Thanks Greg. That’s what I’m doing is splitting it and sealing the ends. So far I’ve had some good luck with it.

Reactions: Like 2


----------



## Patrude (Apr 5, 2019)

Never turned this but it looks great

Reactions: Thank You! 1


----------



## Karl_TN (Apr 5, 2019)

Good save because it looks like you were able to get it processed before it started cracking. Mulberry that I processed last year was full of cracks which seems to be typical of some fruit woods. Can't wait to see what you turn from this wood.

Reactions: Thank You! 1


----------



## ripjack13 (Apr 5, 2019)

You guys need to stop asking if there is interest in something.
Duh. It's wood. Why else would we be here. 

Nice stuff by the way.

Reactions: Funny 5


----------



## Nature Man (Apr 6, 2019)

Congrats! Glad you were bold! Think there is a lot more wood available if we would just ask. Chuck

Reactions: Agree 1


----------



## rocky1 (Apr 6, 2019)

Yep... See it all the time on Craigslist, folks begging someone to haul it off.

Reactions: Like 1


----------



## Bean_counter (Apr 6, 2019)

rocky1 said:


> Yep... See it all the time on Craigslist, folks begging someone to haul it off.
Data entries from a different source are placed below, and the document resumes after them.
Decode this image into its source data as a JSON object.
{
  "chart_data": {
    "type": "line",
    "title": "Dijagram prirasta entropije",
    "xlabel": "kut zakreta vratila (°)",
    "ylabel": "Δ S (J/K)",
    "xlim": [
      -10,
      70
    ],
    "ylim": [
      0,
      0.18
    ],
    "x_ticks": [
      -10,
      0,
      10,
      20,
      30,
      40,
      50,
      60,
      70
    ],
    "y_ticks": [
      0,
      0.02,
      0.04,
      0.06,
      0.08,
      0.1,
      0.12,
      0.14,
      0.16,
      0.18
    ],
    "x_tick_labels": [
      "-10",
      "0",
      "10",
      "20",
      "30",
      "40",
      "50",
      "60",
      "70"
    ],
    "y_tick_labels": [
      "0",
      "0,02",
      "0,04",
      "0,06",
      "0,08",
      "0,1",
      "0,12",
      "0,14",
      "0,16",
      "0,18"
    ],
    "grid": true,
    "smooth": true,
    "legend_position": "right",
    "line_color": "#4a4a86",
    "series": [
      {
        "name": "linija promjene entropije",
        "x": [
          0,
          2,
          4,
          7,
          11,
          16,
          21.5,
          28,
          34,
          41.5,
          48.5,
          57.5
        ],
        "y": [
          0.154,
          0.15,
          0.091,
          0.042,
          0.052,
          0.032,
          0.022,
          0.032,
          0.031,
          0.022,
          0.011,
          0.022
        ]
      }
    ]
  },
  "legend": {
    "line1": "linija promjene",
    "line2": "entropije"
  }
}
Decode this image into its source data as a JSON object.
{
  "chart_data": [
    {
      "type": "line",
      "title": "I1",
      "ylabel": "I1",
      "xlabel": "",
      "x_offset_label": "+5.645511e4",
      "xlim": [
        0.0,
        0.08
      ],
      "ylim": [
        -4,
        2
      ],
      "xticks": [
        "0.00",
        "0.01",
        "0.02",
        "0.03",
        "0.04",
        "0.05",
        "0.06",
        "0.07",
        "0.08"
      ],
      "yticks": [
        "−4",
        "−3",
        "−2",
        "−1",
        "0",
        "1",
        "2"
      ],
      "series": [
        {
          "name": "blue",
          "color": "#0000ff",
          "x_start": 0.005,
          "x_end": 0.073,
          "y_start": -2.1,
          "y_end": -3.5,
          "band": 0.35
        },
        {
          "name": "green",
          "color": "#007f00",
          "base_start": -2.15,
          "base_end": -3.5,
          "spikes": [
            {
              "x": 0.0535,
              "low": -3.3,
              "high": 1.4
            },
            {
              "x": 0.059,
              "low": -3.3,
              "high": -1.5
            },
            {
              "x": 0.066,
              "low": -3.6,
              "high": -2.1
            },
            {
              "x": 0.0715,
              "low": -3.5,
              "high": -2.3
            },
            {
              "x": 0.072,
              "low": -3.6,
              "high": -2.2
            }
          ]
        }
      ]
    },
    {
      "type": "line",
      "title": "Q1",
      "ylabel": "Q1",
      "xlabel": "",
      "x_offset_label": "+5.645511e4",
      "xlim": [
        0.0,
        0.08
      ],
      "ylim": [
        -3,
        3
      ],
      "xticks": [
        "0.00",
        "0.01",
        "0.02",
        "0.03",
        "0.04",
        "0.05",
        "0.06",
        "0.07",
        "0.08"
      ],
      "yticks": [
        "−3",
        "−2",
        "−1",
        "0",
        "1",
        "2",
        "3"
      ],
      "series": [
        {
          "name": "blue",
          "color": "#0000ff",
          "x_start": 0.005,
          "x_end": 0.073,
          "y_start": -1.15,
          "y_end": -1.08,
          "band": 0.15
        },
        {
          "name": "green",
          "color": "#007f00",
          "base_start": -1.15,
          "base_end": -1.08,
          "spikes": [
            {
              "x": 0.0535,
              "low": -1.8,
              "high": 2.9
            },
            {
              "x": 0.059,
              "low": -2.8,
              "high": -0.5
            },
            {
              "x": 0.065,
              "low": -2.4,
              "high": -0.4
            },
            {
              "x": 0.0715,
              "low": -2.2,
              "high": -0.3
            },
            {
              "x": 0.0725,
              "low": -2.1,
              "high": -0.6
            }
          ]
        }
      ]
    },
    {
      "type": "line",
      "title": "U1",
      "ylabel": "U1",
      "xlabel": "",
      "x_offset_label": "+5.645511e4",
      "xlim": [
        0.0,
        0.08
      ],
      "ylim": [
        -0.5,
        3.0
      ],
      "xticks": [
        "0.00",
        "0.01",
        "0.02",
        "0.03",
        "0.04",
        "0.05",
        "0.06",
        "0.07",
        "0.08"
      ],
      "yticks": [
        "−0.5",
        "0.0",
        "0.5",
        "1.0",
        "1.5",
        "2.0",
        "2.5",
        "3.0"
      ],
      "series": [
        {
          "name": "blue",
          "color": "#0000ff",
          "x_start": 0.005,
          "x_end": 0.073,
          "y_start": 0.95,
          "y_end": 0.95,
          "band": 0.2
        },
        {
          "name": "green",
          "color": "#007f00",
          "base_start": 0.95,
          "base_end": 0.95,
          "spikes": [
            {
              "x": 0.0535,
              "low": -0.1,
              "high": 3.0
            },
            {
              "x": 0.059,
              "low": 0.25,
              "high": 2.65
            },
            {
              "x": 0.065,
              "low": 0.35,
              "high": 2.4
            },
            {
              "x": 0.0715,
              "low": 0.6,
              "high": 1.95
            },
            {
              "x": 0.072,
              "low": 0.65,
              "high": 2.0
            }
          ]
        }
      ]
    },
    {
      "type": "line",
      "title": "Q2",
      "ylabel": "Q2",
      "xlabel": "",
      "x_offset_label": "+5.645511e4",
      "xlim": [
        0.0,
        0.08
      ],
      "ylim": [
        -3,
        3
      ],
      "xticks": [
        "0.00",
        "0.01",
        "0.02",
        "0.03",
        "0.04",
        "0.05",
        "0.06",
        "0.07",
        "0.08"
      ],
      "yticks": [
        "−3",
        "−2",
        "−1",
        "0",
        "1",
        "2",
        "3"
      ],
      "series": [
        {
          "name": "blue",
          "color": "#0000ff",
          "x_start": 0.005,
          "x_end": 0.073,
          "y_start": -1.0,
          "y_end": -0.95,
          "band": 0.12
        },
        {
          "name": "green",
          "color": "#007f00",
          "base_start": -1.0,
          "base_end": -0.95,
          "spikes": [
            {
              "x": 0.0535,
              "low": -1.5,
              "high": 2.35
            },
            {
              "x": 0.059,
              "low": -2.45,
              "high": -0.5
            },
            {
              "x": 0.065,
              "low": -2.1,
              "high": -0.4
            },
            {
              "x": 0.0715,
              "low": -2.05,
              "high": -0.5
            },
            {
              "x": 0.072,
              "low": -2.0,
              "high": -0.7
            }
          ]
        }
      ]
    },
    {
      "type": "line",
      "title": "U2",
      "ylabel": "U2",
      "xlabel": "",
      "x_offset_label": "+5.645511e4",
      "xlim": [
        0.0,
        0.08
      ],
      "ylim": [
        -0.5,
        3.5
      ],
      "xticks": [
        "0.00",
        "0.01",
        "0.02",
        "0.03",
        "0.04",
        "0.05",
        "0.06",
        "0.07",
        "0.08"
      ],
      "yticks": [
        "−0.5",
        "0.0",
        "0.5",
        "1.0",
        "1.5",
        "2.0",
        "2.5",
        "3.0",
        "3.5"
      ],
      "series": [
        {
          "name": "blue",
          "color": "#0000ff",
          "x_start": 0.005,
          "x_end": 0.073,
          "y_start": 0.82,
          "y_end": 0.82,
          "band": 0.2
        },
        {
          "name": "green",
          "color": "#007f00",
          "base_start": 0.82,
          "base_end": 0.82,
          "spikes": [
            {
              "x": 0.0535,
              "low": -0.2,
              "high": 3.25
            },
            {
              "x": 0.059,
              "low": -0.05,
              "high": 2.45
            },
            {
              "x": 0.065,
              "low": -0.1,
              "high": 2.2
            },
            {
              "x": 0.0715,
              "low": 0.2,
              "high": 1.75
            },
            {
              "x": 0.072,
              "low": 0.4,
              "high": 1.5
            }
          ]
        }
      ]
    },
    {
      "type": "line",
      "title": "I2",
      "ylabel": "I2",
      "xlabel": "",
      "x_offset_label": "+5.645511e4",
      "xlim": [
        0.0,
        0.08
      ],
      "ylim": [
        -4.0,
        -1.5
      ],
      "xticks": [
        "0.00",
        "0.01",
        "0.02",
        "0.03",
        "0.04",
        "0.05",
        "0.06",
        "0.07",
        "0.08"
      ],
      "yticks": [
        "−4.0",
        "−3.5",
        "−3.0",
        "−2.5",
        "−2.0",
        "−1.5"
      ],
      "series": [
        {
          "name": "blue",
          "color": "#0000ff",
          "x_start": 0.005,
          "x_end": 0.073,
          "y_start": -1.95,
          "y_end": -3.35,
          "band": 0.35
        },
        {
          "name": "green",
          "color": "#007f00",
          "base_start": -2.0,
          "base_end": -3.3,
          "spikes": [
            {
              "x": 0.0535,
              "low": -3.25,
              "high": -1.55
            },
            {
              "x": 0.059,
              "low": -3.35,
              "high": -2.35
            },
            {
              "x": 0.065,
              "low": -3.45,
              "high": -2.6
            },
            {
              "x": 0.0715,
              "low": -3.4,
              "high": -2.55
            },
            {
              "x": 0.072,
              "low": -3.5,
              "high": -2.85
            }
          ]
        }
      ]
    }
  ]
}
Yeah the tree guy didn’t want to and I’m sure I saved him some money. Have the lady a nice pen for it

Reactions: Way Cool 1


----------



## Bean_counter (Apr 6, 2019)

ripjack13 said:


> You guys need to stop asking if there is interest in something.
> Duh. It's wood. Why else would we be here.
> 
> Nice stuff by the way.



Mark I’ll put you down for 4 haha

Reactions: Like 1 | Funny 1


----------



## rocky1 (Apr 6, 2019)

Now if we could just figure out how to keep it purdy and yellow!

Reactions: Like 1


----------



## DKMD (Apr 6, 2019)

Did your wife put that hammock in the garage to suggest that you’d be sleeping out there if you brought any more wood home?

Reactions: Funny 3


----------



## Bean_counter (Apr 6, 2019)

@DKMD she doesn’t mind free wood. That is her hammock I make her sleep outside

Reactions: Funny 3


----------



## ripjack13 (Apr 6, 2019)

Bean_counter said:


> Mark I’ll put you down for 4 haha



Excellent. I don't have any in my stash.....

Reactions: Funny 1


----------